The effect of application of Gate to Drain Voltage on Enegry band Diagram of device has been studied (figure 12) which shows that as we keep on increasing our gate to source voltage the Fermi level of the channel gets reduced by some amount (i.e. Vcnt) .The mobility of the CNTFET devive has been found out and the result shows that the mobility maxima occurs at subband minima of the CNT channel because of high carrier density presence at that states.(figure 13). The quantum capacitance of the device is calculated from the carrier concentration and the graph is plotted against applied potential.(figure 14).

Fig. 13 mobility verses energy

Fig.14 Quantum capacitance for the first sub band minima as function of VThe insulator capacitance of the device has been obtained in COMSOL multiphysics using its geometry and the results for different no. of tubes and with various pitch distance has been recorded in the table which shows that Insulator capacitance Cins increases as the number of tubes increases in our device and as we are going on increasing the pitch for our device the insulator capacitance of the device decreases gradually.

Fig. 15 COMSOL Image of CNTFET with three tubes.

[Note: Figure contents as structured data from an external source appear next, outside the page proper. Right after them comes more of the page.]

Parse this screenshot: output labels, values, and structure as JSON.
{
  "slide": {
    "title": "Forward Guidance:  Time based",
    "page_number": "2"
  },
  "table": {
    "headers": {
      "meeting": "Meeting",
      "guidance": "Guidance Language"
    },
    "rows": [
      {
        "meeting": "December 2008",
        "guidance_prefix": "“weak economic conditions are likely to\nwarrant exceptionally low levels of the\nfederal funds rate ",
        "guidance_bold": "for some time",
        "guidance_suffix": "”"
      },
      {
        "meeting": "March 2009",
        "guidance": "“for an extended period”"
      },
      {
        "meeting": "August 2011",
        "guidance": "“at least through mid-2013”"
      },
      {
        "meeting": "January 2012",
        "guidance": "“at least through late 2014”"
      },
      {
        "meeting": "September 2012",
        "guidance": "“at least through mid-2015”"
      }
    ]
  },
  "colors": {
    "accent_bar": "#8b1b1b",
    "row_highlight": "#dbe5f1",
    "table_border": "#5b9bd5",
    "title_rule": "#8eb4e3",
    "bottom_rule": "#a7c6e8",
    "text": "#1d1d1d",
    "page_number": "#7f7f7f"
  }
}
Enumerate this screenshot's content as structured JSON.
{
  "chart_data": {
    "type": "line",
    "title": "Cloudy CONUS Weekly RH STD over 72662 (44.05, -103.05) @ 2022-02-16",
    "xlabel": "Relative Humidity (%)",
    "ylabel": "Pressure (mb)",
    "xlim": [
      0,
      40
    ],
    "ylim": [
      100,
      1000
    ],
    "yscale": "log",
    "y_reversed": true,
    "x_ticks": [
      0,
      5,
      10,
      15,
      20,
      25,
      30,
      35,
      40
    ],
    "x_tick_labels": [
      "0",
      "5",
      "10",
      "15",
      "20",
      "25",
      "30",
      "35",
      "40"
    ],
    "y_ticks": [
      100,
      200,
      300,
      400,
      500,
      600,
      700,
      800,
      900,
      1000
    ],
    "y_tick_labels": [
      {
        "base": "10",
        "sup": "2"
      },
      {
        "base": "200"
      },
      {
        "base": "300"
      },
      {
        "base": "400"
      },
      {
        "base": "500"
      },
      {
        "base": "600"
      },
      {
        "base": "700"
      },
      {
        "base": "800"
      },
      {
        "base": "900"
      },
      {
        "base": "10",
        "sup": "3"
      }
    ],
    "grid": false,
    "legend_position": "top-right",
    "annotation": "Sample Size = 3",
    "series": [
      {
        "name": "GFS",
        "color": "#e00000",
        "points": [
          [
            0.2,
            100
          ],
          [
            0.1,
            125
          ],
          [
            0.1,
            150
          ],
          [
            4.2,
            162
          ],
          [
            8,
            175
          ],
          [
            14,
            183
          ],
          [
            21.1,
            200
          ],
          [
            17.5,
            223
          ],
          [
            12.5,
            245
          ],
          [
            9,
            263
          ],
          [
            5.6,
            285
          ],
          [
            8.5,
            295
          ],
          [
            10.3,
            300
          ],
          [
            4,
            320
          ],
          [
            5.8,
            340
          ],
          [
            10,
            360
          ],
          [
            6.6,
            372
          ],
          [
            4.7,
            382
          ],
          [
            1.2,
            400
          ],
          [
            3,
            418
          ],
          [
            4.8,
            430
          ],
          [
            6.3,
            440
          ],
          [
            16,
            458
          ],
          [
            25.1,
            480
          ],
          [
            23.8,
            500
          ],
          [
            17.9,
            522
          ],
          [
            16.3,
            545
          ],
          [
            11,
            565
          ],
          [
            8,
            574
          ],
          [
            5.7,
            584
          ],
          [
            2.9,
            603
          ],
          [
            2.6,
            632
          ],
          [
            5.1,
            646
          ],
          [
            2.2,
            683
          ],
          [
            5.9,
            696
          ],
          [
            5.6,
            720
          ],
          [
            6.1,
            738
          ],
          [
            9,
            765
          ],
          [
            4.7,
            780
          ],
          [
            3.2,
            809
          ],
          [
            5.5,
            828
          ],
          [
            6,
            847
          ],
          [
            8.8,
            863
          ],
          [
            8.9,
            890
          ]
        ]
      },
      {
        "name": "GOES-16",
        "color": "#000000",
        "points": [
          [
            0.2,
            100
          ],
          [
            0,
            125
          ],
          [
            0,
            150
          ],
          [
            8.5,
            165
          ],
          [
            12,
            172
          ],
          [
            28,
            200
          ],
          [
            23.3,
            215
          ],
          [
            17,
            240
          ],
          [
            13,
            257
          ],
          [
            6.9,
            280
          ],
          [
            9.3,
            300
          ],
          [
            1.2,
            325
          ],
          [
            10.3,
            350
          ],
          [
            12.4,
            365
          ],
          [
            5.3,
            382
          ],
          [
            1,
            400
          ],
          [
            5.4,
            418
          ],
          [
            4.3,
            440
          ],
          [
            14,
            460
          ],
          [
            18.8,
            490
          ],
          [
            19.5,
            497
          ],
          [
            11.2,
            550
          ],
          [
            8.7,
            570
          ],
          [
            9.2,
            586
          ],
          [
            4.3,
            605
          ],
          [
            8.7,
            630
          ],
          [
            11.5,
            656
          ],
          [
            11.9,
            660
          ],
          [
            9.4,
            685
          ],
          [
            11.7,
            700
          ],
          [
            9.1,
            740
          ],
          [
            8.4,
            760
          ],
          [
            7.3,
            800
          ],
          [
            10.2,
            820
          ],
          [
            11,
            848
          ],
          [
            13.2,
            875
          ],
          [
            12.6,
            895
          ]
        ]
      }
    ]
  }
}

Table 1: Variation of Cins With number of tubes nt at different Pitch =10 nm. Nt (Number of Tubes) Cins(pF/m) ( Insulator Capacitance)

1 138

2 342

3 670

4 968

Table 2: Variation of Cins with Pitch at nt = 3

Pitch (n,m) Cins (pF/m)

6 734

8 699

10 670

Finally the current model has been obtained and the results show that the I-V characteristics of this device are similar to conventional MOSFET devices. Now optimisation of the parameters has been done with specification Lt = 32 nm , nt = 3 , pitch = 8 nm. The optimization with aim to maximize the current ratio for our device with optimizing the parameters present in our device has been performed and the result shows that Ioff Minima is observed for (n,m) = (16,0) The optimized Nd obtained is 1e20(cm-3). So we conclude that Modelling of the device based on device physics predicts its characteristics to a good extent and Parameter extraction using optimization algorithm which converges the result within the desired range.

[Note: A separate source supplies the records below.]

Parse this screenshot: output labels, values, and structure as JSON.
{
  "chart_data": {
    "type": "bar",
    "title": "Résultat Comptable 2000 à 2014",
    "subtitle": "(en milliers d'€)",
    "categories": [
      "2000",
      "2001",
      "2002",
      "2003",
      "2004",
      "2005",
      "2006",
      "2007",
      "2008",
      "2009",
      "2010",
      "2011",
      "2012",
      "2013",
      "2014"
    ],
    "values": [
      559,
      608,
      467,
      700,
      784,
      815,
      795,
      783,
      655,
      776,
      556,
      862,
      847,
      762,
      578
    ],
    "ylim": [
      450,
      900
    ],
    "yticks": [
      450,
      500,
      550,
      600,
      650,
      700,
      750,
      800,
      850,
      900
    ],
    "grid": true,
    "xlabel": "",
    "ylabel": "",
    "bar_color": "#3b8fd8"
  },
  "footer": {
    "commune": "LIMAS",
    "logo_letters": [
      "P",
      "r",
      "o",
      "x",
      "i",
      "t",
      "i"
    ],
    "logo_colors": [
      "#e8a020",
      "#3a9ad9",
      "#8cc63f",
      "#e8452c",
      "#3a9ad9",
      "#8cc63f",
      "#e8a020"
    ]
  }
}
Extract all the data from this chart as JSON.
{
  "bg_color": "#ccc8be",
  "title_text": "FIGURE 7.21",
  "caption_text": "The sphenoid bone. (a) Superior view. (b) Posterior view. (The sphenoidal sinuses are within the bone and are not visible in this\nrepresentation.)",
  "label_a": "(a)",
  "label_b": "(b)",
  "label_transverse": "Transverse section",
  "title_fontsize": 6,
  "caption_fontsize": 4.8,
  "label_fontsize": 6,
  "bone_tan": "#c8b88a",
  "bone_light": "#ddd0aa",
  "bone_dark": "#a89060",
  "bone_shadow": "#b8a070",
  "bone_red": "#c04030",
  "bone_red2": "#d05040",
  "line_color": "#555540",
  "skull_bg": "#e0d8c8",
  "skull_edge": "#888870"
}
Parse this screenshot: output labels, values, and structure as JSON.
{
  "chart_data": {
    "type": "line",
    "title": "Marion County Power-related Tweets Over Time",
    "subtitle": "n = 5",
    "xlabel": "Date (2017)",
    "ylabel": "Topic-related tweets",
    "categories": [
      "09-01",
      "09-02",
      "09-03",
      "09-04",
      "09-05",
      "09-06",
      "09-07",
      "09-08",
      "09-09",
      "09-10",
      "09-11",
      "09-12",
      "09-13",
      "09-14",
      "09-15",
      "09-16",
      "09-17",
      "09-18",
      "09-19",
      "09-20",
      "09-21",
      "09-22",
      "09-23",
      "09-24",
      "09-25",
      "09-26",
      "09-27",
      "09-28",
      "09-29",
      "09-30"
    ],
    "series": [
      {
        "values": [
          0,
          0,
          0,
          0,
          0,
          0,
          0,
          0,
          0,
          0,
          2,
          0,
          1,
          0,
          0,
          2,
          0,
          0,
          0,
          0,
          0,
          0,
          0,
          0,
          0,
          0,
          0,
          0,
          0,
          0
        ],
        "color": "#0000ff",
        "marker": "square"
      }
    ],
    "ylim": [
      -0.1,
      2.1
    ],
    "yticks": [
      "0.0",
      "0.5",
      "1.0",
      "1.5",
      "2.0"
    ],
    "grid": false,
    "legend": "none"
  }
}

Figure 17: Drain current verses the gate to source voltage with constant VDS

Figure 18: drain current verses drain to source voltage at constant VGS

CONCLUSION:The conclusion of this entire work is that a good and robust model of CNTFET has been achieved with optimized parameters. The parameter which has been considered has been optimized in order to get maximum performance of the device. The main objective of this optimization process was to achieve a good ION by IOFF ratio which has been achieved as the IOFF has been minimized. As a compact model, good agreement with the fabricated device on both dc and ac characteristics can be demonstrated. Further improvements to this implemented model, in order to improve the accuracy and improve run time can be done by using a more accurate band structure model or by the considerations of more parameters which have been ignored in the models. One such parameter is the diffusion at the source/drain junctions are ignored.Regarding future work after optimizing these parameters we can model this device using its parameter. So we can end up specifying a design library especially dedicated to our device and design standards.